Brands in your DM’s (Direct Message Inbox) feel intrusive
We’ve seen the examples of branded Chatbots being created for customer service or to drive conversions. But do users really feel that comfortable allowing them into this space? Do users want to see messages from a brand alongside their family and friend? Probably not!

Dominos is one brand that has tried to get around this by creating a character specifically to front its chatbot. Dom the Pizza Bot has his own unique set of characteristics, designed to urge people to speak to it like they would a friend.

However Skyscanner, made the decision to include a ‘talk to a human’ option in its chatbot to point users towards an alternative or next step, hoping that would prevent people from abandoning their journey, by giving users an option to talk to a real employee instead.

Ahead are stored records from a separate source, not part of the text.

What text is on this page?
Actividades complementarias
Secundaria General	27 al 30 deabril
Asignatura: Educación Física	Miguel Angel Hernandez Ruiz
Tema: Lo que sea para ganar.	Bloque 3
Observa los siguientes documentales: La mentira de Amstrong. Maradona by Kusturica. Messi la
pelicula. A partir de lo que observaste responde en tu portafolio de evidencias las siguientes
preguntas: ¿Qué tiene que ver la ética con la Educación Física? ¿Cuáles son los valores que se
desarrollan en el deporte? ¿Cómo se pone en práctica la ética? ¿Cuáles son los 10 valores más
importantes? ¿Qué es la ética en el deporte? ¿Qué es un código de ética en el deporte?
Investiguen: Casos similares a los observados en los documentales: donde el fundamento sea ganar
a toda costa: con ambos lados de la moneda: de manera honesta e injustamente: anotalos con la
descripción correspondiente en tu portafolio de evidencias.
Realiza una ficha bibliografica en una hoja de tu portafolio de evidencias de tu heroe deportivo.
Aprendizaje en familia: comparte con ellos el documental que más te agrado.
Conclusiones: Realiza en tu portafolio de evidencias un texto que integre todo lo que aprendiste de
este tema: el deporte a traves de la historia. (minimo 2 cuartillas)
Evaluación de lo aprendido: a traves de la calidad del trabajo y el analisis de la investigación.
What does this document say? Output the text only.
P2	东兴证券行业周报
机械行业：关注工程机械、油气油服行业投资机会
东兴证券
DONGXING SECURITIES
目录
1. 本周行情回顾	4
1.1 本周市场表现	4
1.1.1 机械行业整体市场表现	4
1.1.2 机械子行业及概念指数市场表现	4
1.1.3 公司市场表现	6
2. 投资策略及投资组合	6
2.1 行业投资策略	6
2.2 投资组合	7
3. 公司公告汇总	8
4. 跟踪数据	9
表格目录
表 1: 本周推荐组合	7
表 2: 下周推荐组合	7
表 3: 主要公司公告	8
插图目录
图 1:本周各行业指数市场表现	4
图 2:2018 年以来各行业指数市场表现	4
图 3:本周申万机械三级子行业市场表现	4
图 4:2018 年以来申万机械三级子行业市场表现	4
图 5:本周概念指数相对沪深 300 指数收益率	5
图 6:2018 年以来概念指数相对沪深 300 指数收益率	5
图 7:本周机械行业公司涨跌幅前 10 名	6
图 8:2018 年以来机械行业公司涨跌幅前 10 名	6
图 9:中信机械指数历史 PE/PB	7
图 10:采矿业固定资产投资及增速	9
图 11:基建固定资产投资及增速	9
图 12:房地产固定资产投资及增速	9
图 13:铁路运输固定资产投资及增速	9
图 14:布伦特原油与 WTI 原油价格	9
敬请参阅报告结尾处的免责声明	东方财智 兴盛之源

Focus on the brand messaging – not just they’re buy button.
For brands like ASOS, who have seen an 84% growth on mobile orders year-on-year – social commerce will be a natural evolution. It is obvious that its target customer is highly engaged on social, with those aged 16-24 particularly bypassing search for social platforms like Instagram and Facebook. 

Morgan Fitzsimons, ASOS’s acting head of content and broadcast, explains how ASOS going forward is taking a three-tiered approach to targeting these kinds of customers – focusing on the top of the conversion funnel to ensure the bottom doesn’t have to work so hard. Meaning they’ll focus on the brand messaging – not just they’re buy button.

As a prime example ASOS’s recent campaign for jeans used a combination of organic and paid promotion as well as dynamic product ads. The initial video told the story of the brand but didn’t include any links, instead it hinted of the shopping experience in retargeted ads, before delivering buying options in the final push.

Morgan also admitted that it’s taken a while for ASOS to get to this stage, with previous campaigns on Snapchat failing to follow up with those who first engaged. 

Ultimately, only continued testing will determine social commerce’s success, and only then will brands understand how customers will best respond in this new and unique platform.